Gelir İdaresi Başkanlığı Kuruluş kanunda etkin bir vergi sisteminden söz edilmektedir. Ancak, cilası kazındığında; “Mükellef odaklı hizmet” adı altında, “vatandaşı müşteri”, “kamu kurumunu üretim yapan bir şirket”, “kamu emekçisini tedarikçi” ve “yöneticilerini de tahsildar” olarak gören “girişimci” devlet anlayışının yerleştirilmek istendiği görülmektedir. Bir bütün olarak Kamuda, Gelir ve Gider birimlerinde, yeniden yapılanma adı altında; “Toplam Kalite”, “Performans Esaslı Yönetim” modeli çalışmaları sürdürülmektedir. Şu anda pilot olarak Ankara Vergi Dairelerinde uygulanmakta olan, performans değerlendirmeleri anlamsız bir biçimde iş yükünü arttırdığı gibi, “kesintisiz hizmet”, zorunlu fazla mesai gibi uygulamalarla, esnek ve kuralsız çalışma yaptırılmaktadır. Birimlerin verimliliği ölçülerek, hiçbir bilimsel ve objektif kriteri olmayan puanlama sonucunda, ilk üçe giren Vergi Dairesi Çalışanlarına ÖDÜL olarak fazla mesai ücreti verilirken, son üçe kalan Vergi Dairelerine İHTAR verilmektedir. “Çalışanların birbiriyle rekabet etmesi” ve “birbirini denetlemesi” üzerine inşa edilen Performans Esaslı Yönetim Modeli, hem iş yükünü arttırmakta, hem de çalışma süresini uzatmaktadır. İş yoğunluğu artışına paralel olarak, psikolojik ve fiziksel rahatsızlıklar artmaktadır. Performans değerlendirmesinin temel amacı çok çalışanın daha çok ücret alması değil, aşırı ve yoğun çalışmanın getirilmesidir. Hükümetin yapmak istediği, daha az sayıda kamu çalışanı, daha uzun çalışma saatleri, daha fazla iş yüküdür. Vergi kaçıranlar, toplanan vergileri hortumlayanlar, rantiyeciler için her türlü muafiyet ve kolaylık sağlanırken, Maliye Emekçileri, giderek artan iş yükü ve yoğun çalışma, ücret adaletsizliği ve geçim sıkıntısı nedeniyle psikolojik ve fiziksel rahatsızlıklar yaşamaktadır. Yeniden yapılanmanın cilası olan “Uzmanlık” uygulamasının işyerlerimizde başlamasıyla birlikte, Maliye hizmetlerinin yürütüldüğü (Gelir-Gider) tüm birimlerde görev yapan Maliye Emekçileri arasında, büyük miktarlara ulaşan (500TL) ücret adaletsizliği ortaya çıkmıştır. Aynı serviste, aynı iş yapan; görev, yetki ve sorumluluk bakımından eşit koşullara sahip emekçiler arasında yaratılan ücret adaletsizliği nedeniyle, çalışma barışı bozulmuştur. Maliye Teşkilatı (Gelir İdaresi Başkanlığı), son 4 yıldaki uygulamaları nedeniyle çalışanları tarafından mahkemelik olduğu kadar, Cumhuriyet tarihi boyunca olmamıştır herhalde… Neredeyse Gelir İdaresini dava etmeyen “memur” kalmadı…

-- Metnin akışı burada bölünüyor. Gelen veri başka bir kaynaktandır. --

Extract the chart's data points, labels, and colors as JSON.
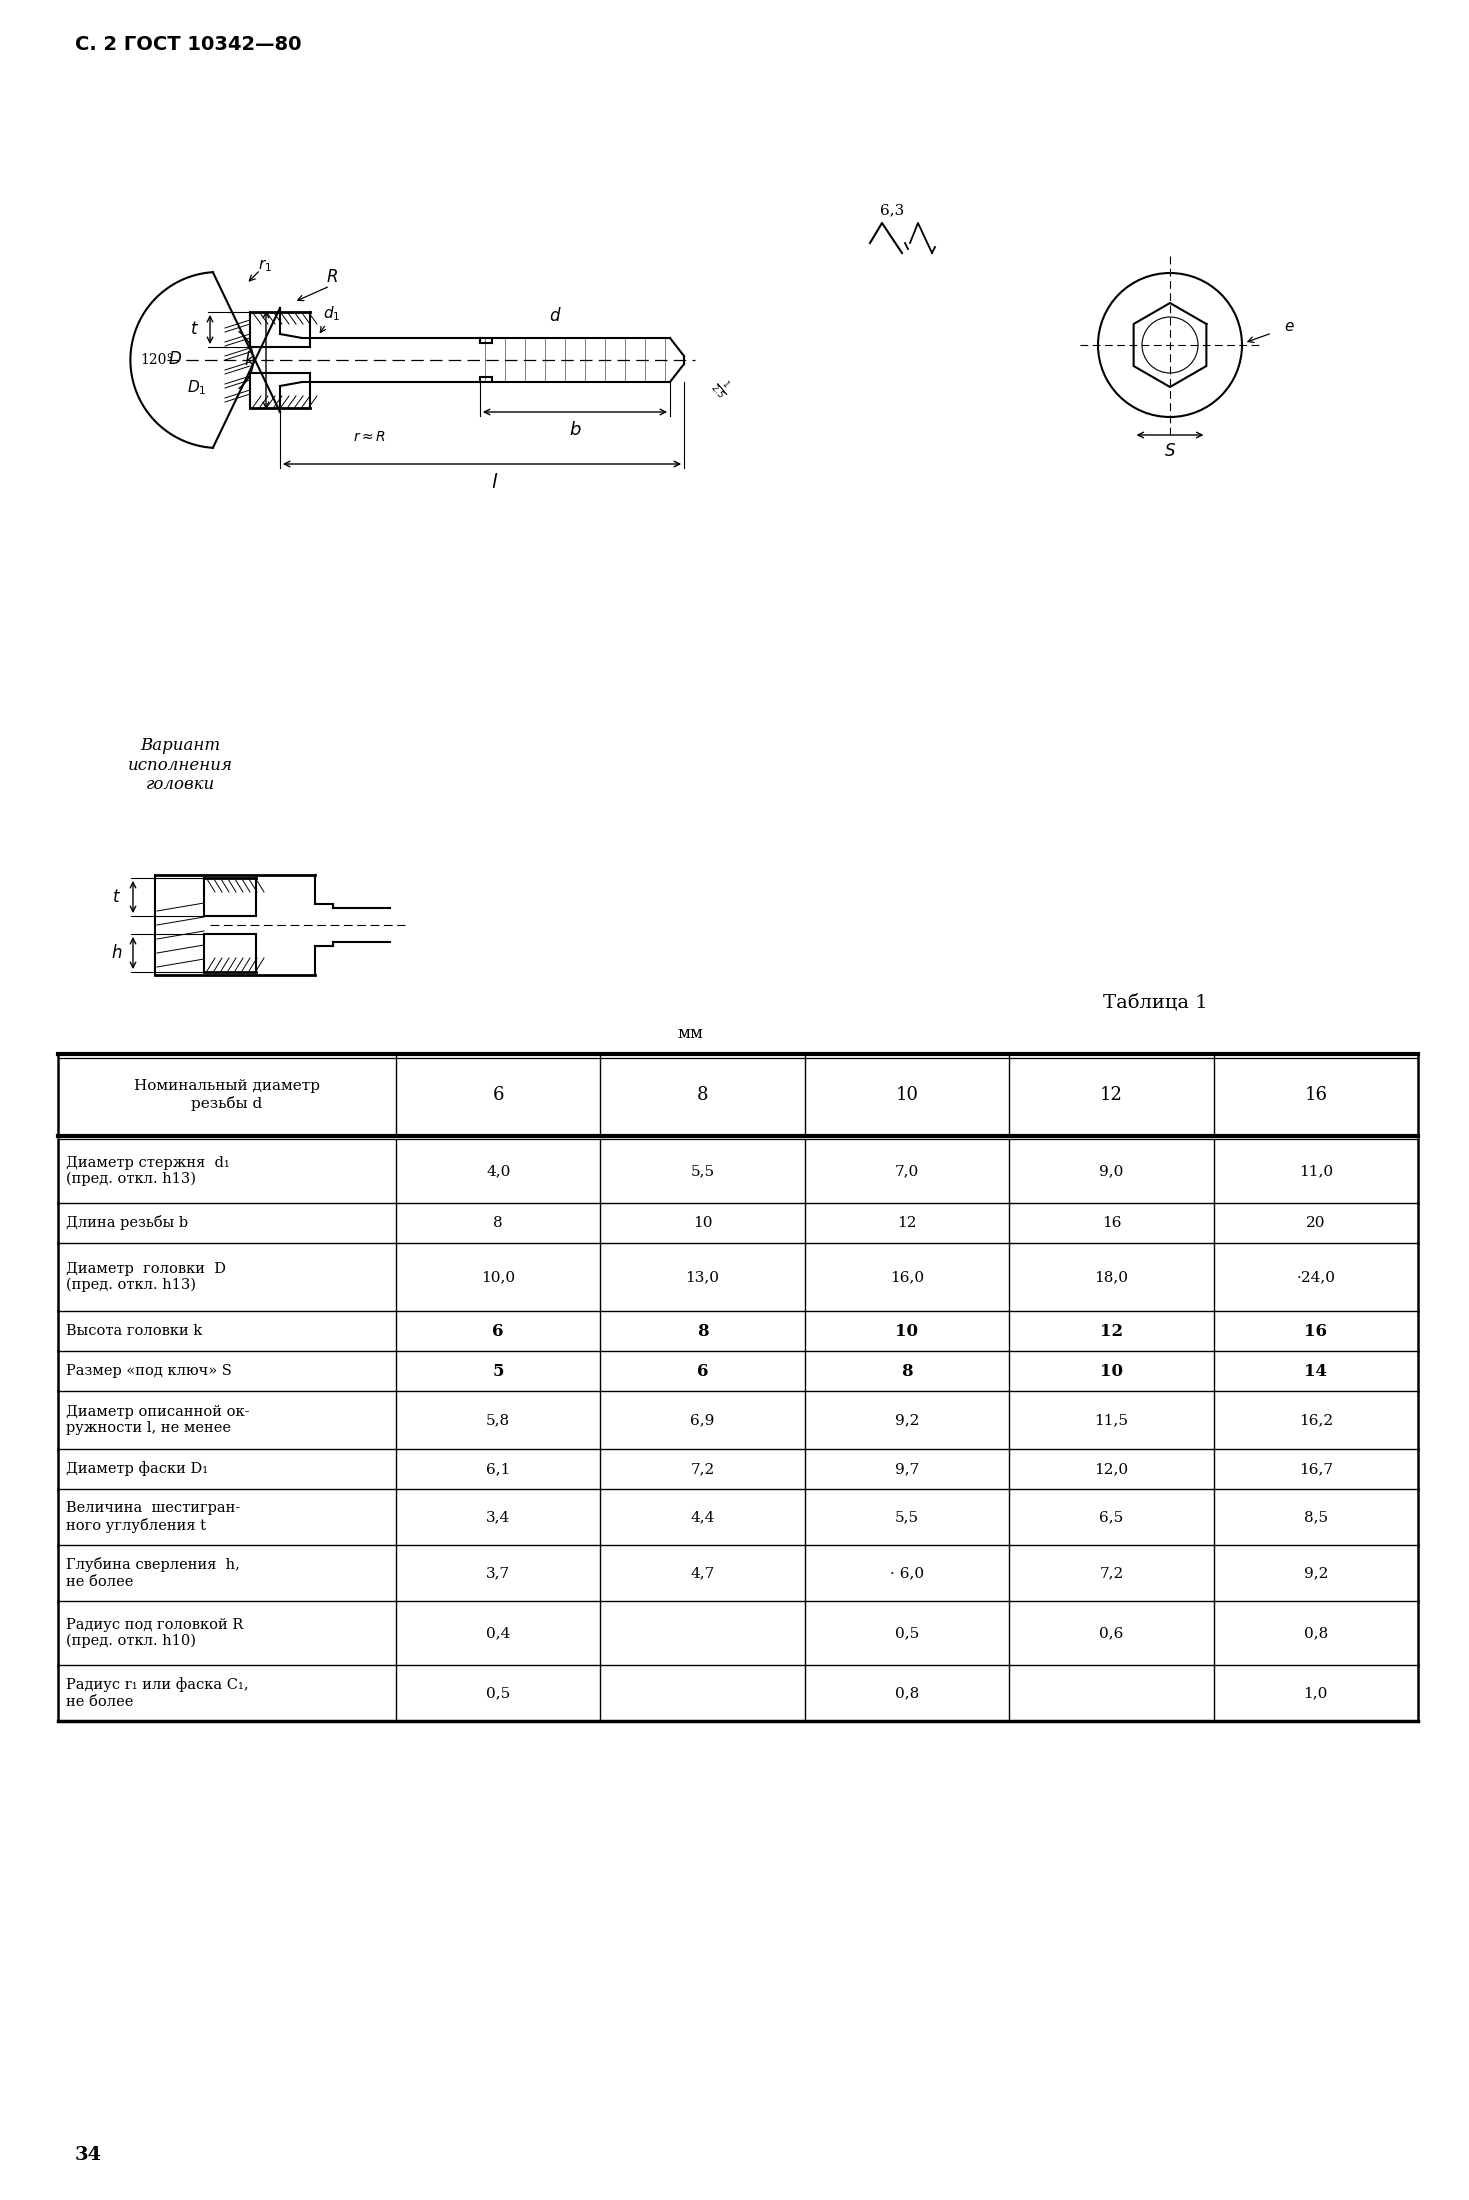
{
  "page_label": "С. 2 ГОСТ 10342—80",
  "page_number": "34",
  "table_title": "Таблица 1",
  "mm_label": "мм",
  "col_headers": [
    "6",
    "8",
    "10",
    "12",
    "16"
  ],
  "rows": [
    [
      "Диаметр стержня  d₁\n(пред. откл. h13)",
      "4,0",
      "5,5",
      "7,0",
      "9,0",
      "11,0"
    ],
    [
      "Длина резьбы b",
      "8",
      "10",
      "12",
      "16",
      "20"
    ],
    [
      "Диаметр  головки  D\n(пред. откл. h13)",
      "10,0",
      "13,0",
      "16,0",
      "18,0",
      "·24,0"
    ],
    [
      "Высота головки k",
      "6",
      "8",
      "10",
      "12",
      "16"
    ],
    [
      "Размер «под ключ» S",
      "5",
      "6",
      "8",
      "10",
      "14"
    ],
    [
      "Диаметр описанной ок-\nружности l, не менее",
      "5,8",
      "6,9",
      "9,2",
      "11,5",
      "16,2"
    ],
    [
      "Диаметр фаски D₁",
      "6,1",
      "7,2",
      "9,7",
      "12,0",
      "16,7"
    ],
    [
      "Величина  шестигран-\nного углубления t",
      "3,4",
      "4,4",
      "5,5",
      "6,5",
      "8,5"
    ],
    [
      "Глубина сверления  h,\nне более",
      "3,7",
      "4,7",
      "· 6,0",
      "7,2",
      "9,2"
    ],
    [
      "Радиус под головкой R\n(пред. откл. h10)",
      "0,4",
      "",
      "0,5",
      "0,6",
      "0,8"
    ],
    [
      "Радиус r₁ или фаска C₁,\nне более",
      "0,5",
      "",
      "0,8",
      "",
      "1,0"
    ]
  ],
  "bg_color": "#ffffff",
  "text_color": "#000000",
  "variant_label": "Вариант\nисполнения\nголовки",
  "surface_finish": "6,3"
}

Yetkililere sesleniyoruz: Maliye Emekçilerinin bugününü ve geleceklerini karartan yasal ve fiili uygulamalardan vazgeçin…
Ayrımsız tüm Maliye Emekçilerine hiçbir şart gözetilmeksizin “uzmanlık kadrosu” verilerek ücret adaletsizliği giderilsin,
Yeni kadrolu personel istihdam edilerek, personel eksikliği giderilsin,
Ek Ücretler %100 arttırılsın, emekli keseneğine yansıtılsın,
Vergi Haftası nedeniyle tüm Maliye Emekçilerine her yıl 1 Maaş tutarında ikramiye verilsin,
Fazla Mesailerde gönüllük esas alınsın, öyle mesaisi uygulaması durdurulsun,
TKY, Performans değerlendirmesi, “kesintisiz hizmet” esnek çalışma yöntemlerine son verilsin,
Her ilde servis, işyerlerinin toplu bulunduğu semtlerde kreş,  tüm işyerlerinde yemek hizmeti verilsin,
Maliye emekçilerinin ekonomik, sosyal ve özlük hakları toplu sözleşme ile belirlensin,
Herkesin Mali Gücüne Göre Vergilendirilsin,
Servet ve faiz gelirleri vergilendirilsin, Dolaylı vergiler kaldırılsın,
Asgari ücret vergi dışı bırakılsın, Ücretliler üzerindeki vergiler düşürülsün.
Sevgili okurlarım şimdi  hiç kimsenin etkisi altında kalmadan, iş işten geçmeden, alnımızın terini kimseye yedirmeden, anamızın ak sütü gibi helal olan emeklerimizi IMF"e, Dünya Bankasına, AKP" ye ve onun yandaşlarına kendimizi ezdirmeyelim. Kömüre, beyaz eşyalara, oturma gruplarına, üç kuruşa ve beş kuruşa onurumuz olan oyumuzu da hiçbir partiye yedirmeyelim. Saygılarımla.